The online dictionary, which claims 70 million monthly users, announced “we will be capitalizing Black throughout the entry when it is used in reference to people.”
Jane Solomon, a Dictionary.com lexicographer, told Marketing Daily it will also advise users to capitalize “black” when referring to people, improving on an advisory that is already included there.
There’s another seemingly subtle change: “If you look on Dictionary.com today, the adjectival sense of Black that refers to people is the third sense on the page,” the announcement reads. “Currently this definition sits right above a definition that reads 'soiled or stained with dirt.'“
The statement continues, “While there are no semantic links between these two senses, their proximity on the page can be harmful. It can lead to unconscious associations between this word of identity and a negative term.”
Dictionary.com will make the definition that refers to people second, and another definition (“characterized by the absence of light”) third, giving it separation from the “soiled” definition, which remains fourth on the list.
Solomon said Procter & Gamble pointed out the potential problem of the proximity between "soiled" and "people." “That’s something we thought we could do without changing the integrity of the definition,” Solomon said. She added, “If what we had up there is hurtful, even to a small number of people, that’s something we don’t want.”
The “Redefine Black” effort is also supported by DoSomething.org, a tech organization dedicated to getting young people to volunteer in civic affairs.
With its association to Procter & Gamble, “Redefine Black” may make waves the way recent ads from P&G-owned Gillette have stirred some consumers.
"For over a decade, MBIB has inspired change by uplifting Blackness and through honest dialogue about bias,” said Lela Coffey, brand director of multicultural beauty at Procter & Gamble, in a statement.
Solomon said representatives from MBIB and Procter & Gamble attended a May convention of the Dictionary Society of North America and informally chatted with her and other attendees.

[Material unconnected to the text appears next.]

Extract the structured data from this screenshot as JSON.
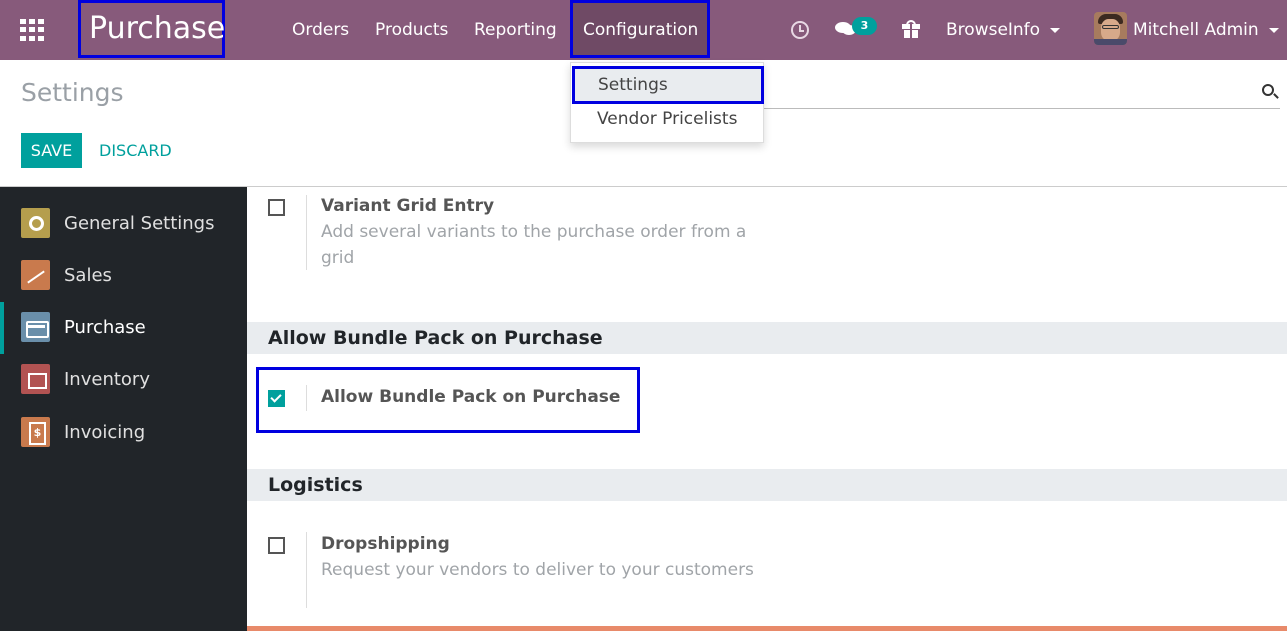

Those conversations sparked the idea to make changes in the Dictionary.com definition.
She says she told P&G representatives they ought to petition news organizations like the New York Times or the Associated Press to revise their influential style guides as well.
The idea of capitalizing black (and white, too) comes up every so often among journalists, but apparently few gatekeepers are convinced. (MediaPost generally follows the AP Stylebook and doesn’t capitalize “black” in stories.)
Solomon also made clear: “We’re not going to be capitalizing ‘white’ on Dictionary.com.”
She explained further: “Who has decided, over time, the grammatical rules? It’s mostly been white people. If you are a white person making grammatical rules, you view yourself as a default.” She noted, a white person is not identified as such in most stories.
And she added, “Often, in English, when white is capitalized it’s going in a white nationalist direction.”